Lebih jauh lagi, produk dengan klaim berlebihan sering mengandung bahan aktif yang berbahaya, seperti hidrokuinon atau steroid, yang jika digunakan tanpa pengawasan medis dapat menimbulkan efek samping serius, mulai dari alergi hingga ketergantungan. Iklan klaim berlebihan juga menutupi fakta penting bahwa perawatan kulit yang sehat membutuhkan konsistensi dan rutinitas, seperti penggunaan tabir surya, pelembap, serta gaya hidup sehat. Selain itu, Klaim berlebihan merusak kepercayaan konsumen terhadap produk skincare secara keseluruhan, sehingga masyarakat menjadi skeptis dan enggan mencoba produk baru, yang pada akhirnya berdampak buruk pada industri kecantikan secara luas.
Untuk mengatasi klaim b, langkah-langkah strategis diperlukan. Pertama, BPOM harus meningkatkan pengawasan dan regulasi terkait iklan produk skincare di semua media. Aturan yang jelas dan kriteria ketat tentang klaim yang diperbolehkan harus diterapkan. Kedua, sanksi tegas terhadap produsen yang melanggar, seperti denda, pencabutan izin edar, atau larangan beriklan sementara, perlu diberlakukan untuk meningkatkan tanggung jawab produsen. Ketiga, produsen perlu menyediakan informasi yang lengkap dan transparan pada label produk, termasuk hasil uji klinis dan persetujuan BPOM, agar konsumen dapat memeriksa keabsahan klaim yang dibuat. Edukasi masyarakat juga penting, baik melalui seminar, webinar, maupun artikel informatif yang membantu konsumen memahami bahan aktif, waktu yang diperlukan untuk perawatan kulit, dan bahaya bahan berbahaya.

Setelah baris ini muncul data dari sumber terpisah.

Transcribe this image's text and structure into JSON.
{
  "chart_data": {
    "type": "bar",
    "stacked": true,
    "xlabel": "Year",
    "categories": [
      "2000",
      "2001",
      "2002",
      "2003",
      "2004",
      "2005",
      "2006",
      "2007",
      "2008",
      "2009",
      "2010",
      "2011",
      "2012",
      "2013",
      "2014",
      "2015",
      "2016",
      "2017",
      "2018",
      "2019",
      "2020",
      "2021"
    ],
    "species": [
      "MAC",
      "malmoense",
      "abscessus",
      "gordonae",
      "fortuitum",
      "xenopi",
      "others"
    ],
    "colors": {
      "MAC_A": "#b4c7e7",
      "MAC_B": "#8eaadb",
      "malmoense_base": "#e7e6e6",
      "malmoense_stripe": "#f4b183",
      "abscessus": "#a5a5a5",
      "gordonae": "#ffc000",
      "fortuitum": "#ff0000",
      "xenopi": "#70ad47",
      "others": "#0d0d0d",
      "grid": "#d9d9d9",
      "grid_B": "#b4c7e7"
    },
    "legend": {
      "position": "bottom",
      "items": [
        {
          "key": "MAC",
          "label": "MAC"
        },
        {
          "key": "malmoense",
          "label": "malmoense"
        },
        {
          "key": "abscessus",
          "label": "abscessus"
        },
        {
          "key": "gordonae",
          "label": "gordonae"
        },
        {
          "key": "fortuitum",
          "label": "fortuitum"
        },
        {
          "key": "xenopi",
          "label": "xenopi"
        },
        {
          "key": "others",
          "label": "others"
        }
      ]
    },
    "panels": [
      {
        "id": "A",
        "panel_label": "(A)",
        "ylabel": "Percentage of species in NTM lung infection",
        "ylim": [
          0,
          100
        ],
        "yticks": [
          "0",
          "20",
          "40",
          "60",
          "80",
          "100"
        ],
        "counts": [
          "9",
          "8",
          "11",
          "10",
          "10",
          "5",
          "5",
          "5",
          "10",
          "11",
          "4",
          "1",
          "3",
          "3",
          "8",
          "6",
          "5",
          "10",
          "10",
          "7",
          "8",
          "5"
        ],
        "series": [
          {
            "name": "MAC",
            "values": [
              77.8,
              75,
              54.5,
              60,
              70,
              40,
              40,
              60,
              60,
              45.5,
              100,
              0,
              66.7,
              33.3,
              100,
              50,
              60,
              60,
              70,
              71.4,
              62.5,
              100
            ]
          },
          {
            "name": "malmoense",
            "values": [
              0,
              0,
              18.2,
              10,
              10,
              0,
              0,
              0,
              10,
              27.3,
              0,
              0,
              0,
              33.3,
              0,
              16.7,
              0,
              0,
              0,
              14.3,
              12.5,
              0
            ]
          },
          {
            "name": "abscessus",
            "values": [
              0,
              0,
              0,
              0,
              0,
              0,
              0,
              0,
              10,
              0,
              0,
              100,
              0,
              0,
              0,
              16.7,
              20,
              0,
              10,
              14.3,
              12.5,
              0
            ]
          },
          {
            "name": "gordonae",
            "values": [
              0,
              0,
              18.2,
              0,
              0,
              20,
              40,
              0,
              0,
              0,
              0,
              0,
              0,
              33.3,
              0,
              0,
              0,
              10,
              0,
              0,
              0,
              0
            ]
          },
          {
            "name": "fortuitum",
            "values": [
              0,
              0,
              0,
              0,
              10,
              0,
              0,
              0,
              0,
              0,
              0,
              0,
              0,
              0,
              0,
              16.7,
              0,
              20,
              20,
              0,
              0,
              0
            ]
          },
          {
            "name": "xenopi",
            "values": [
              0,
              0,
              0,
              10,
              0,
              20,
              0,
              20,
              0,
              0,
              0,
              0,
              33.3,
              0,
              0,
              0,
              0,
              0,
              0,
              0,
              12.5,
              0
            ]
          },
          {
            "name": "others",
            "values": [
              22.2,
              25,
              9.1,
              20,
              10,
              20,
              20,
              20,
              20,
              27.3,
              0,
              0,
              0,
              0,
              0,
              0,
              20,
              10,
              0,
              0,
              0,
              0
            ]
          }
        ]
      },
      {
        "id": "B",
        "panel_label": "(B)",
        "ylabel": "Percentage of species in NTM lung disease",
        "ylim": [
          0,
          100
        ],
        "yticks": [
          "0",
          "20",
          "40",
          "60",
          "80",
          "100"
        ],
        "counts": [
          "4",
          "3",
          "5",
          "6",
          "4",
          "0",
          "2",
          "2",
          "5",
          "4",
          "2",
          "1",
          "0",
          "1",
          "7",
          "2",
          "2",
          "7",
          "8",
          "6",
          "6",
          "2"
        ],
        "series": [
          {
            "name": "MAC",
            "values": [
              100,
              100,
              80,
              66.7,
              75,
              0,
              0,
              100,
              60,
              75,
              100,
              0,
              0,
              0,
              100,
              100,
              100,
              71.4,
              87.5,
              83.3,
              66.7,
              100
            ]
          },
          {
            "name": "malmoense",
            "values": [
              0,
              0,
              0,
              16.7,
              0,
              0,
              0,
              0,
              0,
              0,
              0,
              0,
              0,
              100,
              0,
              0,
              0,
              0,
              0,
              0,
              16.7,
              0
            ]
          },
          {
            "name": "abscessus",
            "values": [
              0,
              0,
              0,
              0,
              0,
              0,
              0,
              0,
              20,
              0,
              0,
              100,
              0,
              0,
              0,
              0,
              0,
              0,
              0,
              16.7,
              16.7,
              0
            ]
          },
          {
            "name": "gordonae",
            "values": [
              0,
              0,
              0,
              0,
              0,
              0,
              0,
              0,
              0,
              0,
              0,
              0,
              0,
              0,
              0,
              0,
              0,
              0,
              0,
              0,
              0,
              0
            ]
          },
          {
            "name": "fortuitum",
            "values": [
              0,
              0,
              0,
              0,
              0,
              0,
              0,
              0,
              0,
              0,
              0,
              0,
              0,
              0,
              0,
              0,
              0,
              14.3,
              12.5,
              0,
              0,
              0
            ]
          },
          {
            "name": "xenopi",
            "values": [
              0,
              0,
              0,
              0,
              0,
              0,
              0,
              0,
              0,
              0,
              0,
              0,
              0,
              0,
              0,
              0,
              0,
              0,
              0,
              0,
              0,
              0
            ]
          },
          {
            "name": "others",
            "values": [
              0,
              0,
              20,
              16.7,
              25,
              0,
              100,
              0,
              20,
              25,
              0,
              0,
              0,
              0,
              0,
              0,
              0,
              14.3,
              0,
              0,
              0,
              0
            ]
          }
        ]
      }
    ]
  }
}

Selain itu, pengembangan sertifikasi standar untuk produk skincare dapat membantu konsumen mengenali produk yang telah teruji secara klinis dan memiliki klaim realistis. Produsen juga perlu lebih transparan dalam menyampaikan informasi produk dan menekankan manfaat jangka panjang tanpa janji instan yang tidak realistis. Akhirnya, semua produk skincare harus melalui uji klinis yang jelas sebelum dipasarkan, dan hasilnya perlu dipublikasikan secara transparan untuk membangun kepercayaan konsumen. Dengan langkah-langkah ini, diharapkan masalah Klaim Berlebihan dapat diminimalkan, sehingga konsumen lebih terlindungi dan industri skincare menjadi lebih bertanggung jawab.Praktik klaim berlebihan dalam iklan skincare membawa dampak buruk bagi kesehatan konsumen dan menciptakan ekspektasi yang tidak realistis. Pemerintah dan BPOM diharapkan meningkatkan pengawasan dan regulasi, sementara produsen perlu lebih bertanggung jawab dalam memberikan klaim yang realistis pada produk mereka. Edukasi publik sangat penting agar konsumen bisa membuat keputusan yang bijak dalam memilih produk skincare. Sebagai konsumen, kita sebaiknya tidak hanya tergoda oleh klaim instan tetapi lebih berhati-hati dalam memilih produk perawatan kulit, dengan memastikan produk yang dipilih sudah memiliki izin BPOM, serta tidak mengandalkan hasil instan yang tidak realistis.(*)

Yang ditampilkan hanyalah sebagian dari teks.